In an 1807 letter to President Thomas Jefferson, Goforth gave a description of some of the fossils in his former collection. He described the head of what he thought to be a mammoth. Some of the teeth weighed as much as twelve pounds each. One jawbone nearly filled a flour barrel. He reported to Jefferson that he also had some thighbones “of a monstrous size.”
Impressed with the description of the finds at Big Bone Lick, Jefferson sent General William Clark with a party of ten men in 1807, to collect more fossils. When the bones arrived at the White house Jefferson and Dr. Gaspar Wistar studied them and divided the shipment into three collections. The president retained a small collection for his personal enjoyment; the American Philosophical Society in Philadelphia received the second, and the Museum d’Histoire Naturelle of France obtained the third.
From time to time other collections of fossils from Big Bone appeared in various cities in America. New York City displayed one such collection. An account written by early American scientist, Benjamin Silliman of Yale told of seeing twenty-two tusks and one skull that weighed in excess of five thousand pounds. Academic interest in Big Bone continued to grow.

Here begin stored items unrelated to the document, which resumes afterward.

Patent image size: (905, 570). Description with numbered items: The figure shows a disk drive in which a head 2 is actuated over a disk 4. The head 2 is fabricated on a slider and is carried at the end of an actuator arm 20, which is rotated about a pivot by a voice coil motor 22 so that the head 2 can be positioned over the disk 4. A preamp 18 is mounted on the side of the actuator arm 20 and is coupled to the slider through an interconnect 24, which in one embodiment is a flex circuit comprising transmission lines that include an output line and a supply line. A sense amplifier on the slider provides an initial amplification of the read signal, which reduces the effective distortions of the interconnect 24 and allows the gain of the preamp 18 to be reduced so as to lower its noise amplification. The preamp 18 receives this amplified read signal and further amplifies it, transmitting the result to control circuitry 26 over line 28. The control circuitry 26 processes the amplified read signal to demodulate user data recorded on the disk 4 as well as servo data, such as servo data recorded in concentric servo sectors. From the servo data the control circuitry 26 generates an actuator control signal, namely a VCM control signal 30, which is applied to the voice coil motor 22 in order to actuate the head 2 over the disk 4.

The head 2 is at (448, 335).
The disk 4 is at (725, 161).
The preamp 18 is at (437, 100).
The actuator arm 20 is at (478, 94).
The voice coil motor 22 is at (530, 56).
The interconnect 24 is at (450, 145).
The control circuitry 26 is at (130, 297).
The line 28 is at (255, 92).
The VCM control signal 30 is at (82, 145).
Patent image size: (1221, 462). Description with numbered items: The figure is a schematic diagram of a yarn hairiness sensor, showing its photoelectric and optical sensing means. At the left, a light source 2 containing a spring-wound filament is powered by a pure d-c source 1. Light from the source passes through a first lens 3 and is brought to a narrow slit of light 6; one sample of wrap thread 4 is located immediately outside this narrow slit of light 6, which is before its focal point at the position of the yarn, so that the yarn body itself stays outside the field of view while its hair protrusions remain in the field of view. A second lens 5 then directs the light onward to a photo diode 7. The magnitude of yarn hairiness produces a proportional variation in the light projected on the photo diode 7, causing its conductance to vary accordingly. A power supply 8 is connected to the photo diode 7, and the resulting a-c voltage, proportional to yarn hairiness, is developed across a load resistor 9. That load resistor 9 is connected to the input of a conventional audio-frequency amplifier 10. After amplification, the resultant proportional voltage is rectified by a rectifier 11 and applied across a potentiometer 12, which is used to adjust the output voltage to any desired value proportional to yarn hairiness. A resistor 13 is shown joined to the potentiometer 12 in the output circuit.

During the first half of the nineteenth century Big Bone Lick once again became the center of activity when the area became a health resort. The mineral laden waters that had drawn the animals to the site now drew people who wished to “take the waters” as a restorative for their health. The rambling Clay Hotel built shortly after 1800 catered to these guests. Bathhouses lined the major creek at Big Bone. Bathers would modestly emerge from these shelters and enter the “healing” waters of the creek. As time went on other spas became more fashionable and by 1847 Big Bone Lick ceased to be a health attraction.
The long history of Big Bone Lick turned another chapter on August 25, 1953, when the Big Bone Lick Association, a local historical society dedicated to promoting the site, decided to adopt resolutions that urged the creation of a state park. The Association wanted a museum constructed to house some of the artifacts found at the Lick. The citizens of Boone County responded generously to the call for donations. School children raised over two thousand dollars and by 1958, nearly six thousand dollars had been donated to purchase land around the site. People from Boone and Kenton counties, the Covington-Kenton-Boone County Chamber of Commerce, and the Big Bone Lick Historical Society agreed to offer the land that had been acquired to the Parks Board of the Commonwealth of Kentucky for the development of a state park. On July 2, 1960, the Parks Board accepted the land.
Between 1960 and 1968, the state purchased additional land bringing the total amount of acreage to 250. The new park had a lake constructed to provide a water supply. In 1962 a systematic professional study of the Big Bone Lick site began under the direction of Dr. C. Bertrand Schultz, Director of the Museum and Regents Professor of Geology and Vertebrate Paleontology, University of Nebraska. Several research grants funded a five-year dig during the summer months beginning in 1962.
Big Bone Lick State Historic Site now has 813 acres with forty acres of picnic grounds and a 62-site campground with electricity, grills, water, rest rooms, showers, and a pool. A grocery store provides food and necessities. There are facilities for different types of sports, and the indoor-outdoor museum has collections of bones and a video presentation on the history of Big Bone Lick. On the grounds are life-size replicas of mastodons and bison. Other items of interest include the Salt Festival each October, where salt-making demonstrations are shown.